Paul Scott Wilson, in The Lectionary Commentary, notes that when Jesus uses the word ethnos to describe the “nations” that will be in anguish and perplexity, he’s using the same word he uses for “Gentiles” in verse 24.  The sense is that upheaval at the “signs,” as well as their implications, will be universal.  By implication, however, Wilson suggests, the Gentiles may not recognize those signs.  Fred Craddock, in his commentary, Luke, points out that the word Jesus uses for “this generation” in verse 32, while apparently very specific, is actually quite vague.  The word can refer, as we’d expect, to a period of about thirty years.  But it can also refer to a period of an indefinite number of years that’s marked by a kind of quality such as suffering, waiting or witnessing.

Illustration Idea

From Neal Plantinga’ sermon: “In the Interim”:

Be on guard, says Jesus, that you don’t get weighed down with parochial anxieties and parochial amusements to relieve them.  Be on guard against that fatal absorption with yourself!  Take care!  Stay alert!  “Stand up and raise your heads because the Kingdom is coming.”

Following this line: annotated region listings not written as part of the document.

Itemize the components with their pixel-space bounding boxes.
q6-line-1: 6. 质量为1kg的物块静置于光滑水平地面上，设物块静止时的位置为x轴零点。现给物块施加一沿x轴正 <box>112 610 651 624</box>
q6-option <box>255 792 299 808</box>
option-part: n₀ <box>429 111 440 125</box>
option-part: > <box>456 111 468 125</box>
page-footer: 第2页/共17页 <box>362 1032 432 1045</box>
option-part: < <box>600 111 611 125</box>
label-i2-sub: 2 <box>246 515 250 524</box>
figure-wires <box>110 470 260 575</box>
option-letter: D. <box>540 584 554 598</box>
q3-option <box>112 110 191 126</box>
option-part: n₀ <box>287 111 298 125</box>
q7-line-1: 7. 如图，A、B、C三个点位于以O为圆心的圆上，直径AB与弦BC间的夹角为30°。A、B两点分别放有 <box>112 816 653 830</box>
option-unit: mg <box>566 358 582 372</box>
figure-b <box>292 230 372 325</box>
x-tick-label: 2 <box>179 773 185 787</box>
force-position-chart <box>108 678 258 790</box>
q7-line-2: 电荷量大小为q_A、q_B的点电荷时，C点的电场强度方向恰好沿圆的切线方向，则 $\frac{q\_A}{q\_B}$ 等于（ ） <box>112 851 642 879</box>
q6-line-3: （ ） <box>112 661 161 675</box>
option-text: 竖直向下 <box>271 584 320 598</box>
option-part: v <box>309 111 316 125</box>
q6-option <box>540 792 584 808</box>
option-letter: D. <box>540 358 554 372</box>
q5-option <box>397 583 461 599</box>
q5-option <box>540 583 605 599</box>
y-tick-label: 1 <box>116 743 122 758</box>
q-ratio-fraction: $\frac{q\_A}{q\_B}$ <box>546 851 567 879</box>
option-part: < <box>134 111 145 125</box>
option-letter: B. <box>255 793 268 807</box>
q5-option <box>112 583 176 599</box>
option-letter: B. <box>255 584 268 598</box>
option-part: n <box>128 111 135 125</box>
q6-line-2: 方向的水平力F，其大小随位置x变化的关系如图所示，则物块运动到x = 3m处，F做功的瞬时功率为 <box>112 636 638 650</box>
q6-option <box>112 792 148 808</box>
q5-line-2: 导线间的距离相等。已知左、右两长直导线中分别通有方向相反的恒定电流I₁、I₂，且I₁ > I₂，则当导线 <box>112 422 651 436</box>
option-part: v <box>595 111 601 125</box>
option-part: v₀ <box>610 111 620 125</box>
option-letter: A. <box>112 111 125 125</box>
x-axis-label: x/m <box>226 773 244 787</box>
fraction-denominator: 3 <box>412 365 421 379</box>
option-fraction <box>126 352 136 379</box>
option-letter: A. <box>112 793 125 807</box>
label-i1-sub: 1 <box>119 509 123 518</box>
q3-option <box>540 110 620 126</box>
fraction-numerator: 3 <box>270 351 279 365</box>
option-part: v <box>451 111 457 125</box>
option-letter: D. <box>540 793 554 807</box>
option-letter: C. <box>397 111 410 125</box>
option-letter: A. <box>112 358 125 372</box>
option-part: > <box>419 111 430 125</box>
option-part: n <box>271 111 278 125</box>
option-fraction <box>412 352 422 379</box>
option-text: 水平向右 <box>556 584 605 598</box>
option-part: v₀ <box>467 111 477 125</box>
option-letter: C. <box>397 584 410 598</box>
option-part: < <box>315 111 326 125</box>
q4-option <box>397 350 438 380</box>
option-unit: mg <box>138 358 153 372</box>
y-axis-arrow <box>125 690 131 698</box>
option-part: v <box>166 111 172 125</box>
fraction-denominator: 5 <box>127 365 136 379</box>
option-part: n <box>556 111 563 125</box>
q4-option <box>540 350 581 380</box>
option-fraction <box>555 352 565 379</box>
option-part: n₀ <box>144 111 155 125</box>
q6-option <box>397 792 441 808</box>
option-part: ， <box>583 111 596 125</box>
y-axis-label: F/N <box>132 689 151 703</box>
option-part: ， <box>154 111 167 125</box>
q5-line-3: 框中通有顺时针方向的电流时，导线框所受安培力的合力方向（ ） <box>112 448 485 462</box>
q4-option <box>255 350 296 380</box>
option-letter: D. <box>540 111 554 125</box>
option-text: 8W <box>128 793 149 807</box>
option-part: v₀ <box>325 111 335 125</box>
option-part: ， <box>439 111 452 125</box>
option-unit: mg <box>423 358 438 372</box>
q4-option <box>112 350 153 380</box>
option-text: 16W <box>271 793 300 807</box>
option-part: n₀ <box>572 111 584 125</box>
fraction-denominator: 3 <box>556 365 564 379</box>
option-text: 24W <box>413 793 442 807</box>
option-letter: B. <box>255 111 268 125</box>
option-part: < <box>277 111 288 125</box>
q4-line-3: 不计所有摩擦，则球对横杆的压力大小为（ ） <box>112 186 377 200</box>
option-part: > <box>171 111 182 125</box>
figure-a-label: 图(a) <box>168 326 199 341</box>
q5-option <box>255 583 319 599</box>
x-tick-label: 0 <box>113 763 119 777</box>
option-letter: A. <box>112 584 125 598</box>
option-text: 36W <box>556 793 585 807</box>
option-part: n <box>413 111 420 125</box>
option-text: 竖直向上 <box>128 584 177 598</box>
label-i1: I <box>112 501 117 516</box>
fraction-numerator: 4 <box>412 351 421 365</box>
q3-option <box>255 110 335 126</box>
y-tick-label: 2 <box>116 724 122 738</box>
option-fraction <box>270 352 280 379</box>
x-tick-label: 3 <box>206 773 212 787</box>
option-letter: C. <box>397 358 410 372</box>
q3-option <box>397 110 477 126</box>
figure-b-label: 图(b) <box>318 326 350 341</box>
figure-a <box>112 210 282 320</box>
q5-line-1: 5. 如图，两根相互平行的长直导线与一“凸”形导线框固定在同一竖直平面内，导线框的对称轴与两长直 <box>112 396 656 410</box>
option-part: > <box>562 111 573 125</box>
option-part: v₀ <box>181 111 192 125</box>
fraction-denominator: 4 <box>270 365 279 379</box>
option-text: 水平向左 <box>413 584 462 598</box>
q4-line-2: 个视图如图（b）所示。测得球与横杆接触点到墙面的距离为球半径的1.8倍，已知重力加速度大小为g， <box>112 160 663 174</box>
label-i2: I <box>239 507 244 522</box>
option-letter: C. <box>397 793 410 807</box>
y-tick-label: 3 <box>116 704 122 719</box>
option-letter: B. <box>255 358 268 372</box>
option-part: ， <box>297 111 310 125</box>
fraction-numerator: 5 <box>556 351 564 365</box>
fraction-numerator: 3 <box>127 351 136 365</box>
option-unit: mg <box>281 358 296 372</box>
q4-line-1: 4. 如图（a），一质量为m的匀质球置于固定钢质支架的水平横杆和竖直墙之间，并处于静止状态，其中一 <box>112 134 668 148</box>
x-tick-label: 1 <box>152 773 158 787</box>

Jesus’ words are an antidote to our sloth, an antidote to our worldly cynicism, an antidote even to our scorn of prophecy buffs.  Jesus’ words are meant to raise our heads and raise our hopes.  Could justice really come to the earth?  Could husbands quit beating up their wives, and could wives quit blaming themselves?  Could Arabs and Israelis look into each other’s eyes and see a brother or a sister?  Could some of us who struggle with addictions, or with diseases that trap us-could we be liberated by God, and start to walk tall in the Kingdom of God?  Could Jesus Christ appear among us in some way that our poverty-stricken minds can never imagine in a scenario that would simply erase our smug confidence about where the lines of reality are drawn?

If we believe in the Kingdom of God we will pray, and we will hope for those without much hope left.  And one more thing, one more tough thing.  We will work in the same direction as we hope.

In a wonderful book entitled Standing on the Promises, my teacher Lewis Smedes says that hoping for others is hard, but not the hardest. Praying for others is hard, but not the hardest.  The hardest part for people who believe in the second coming of Jesus Christ is in “living the sort of life that makes people say, ‘Ah, so that’s how people are going to live when righteousness takes over our world.”

The hardest part is simple faithfulness in our work and in our attitudes-the kind of faithfulness that shows we are being drawn forward by the magnet force of the Kingdom of God.

According to a story that Os Guinness tells, two hundred twenty years ago the Connecticut House of Representatives was in session on a bright day in May, and the delegates were able to do their work by natural light.  But then something happened that nobody expected.  Right in the middle of debate, the day turned to night.  Clouds obliterated the sun, and everything turned to darkness.  Some legislators thought it was the Second Coming.  So a clamor arose.  People wanted to adjourn.  People wanted to pray.  People wanted to prepare for the coming of the Lord.

But the speaker of the House had a different idea.  He was a Christian believer, and he rose to the occasion with good logic and good faith.  We are all upset by the darkness, he said, and some of us are afraid.  But, “the Day of the Lord is either approaching or it is not. If it is not, there is no cause for adjournment.  And if the Lord is returning, I, for one, choose to be found doing my duty.

“I therefore ask that candles be brought.”

And men who expected Jesus went back to their desks and resumed their debate.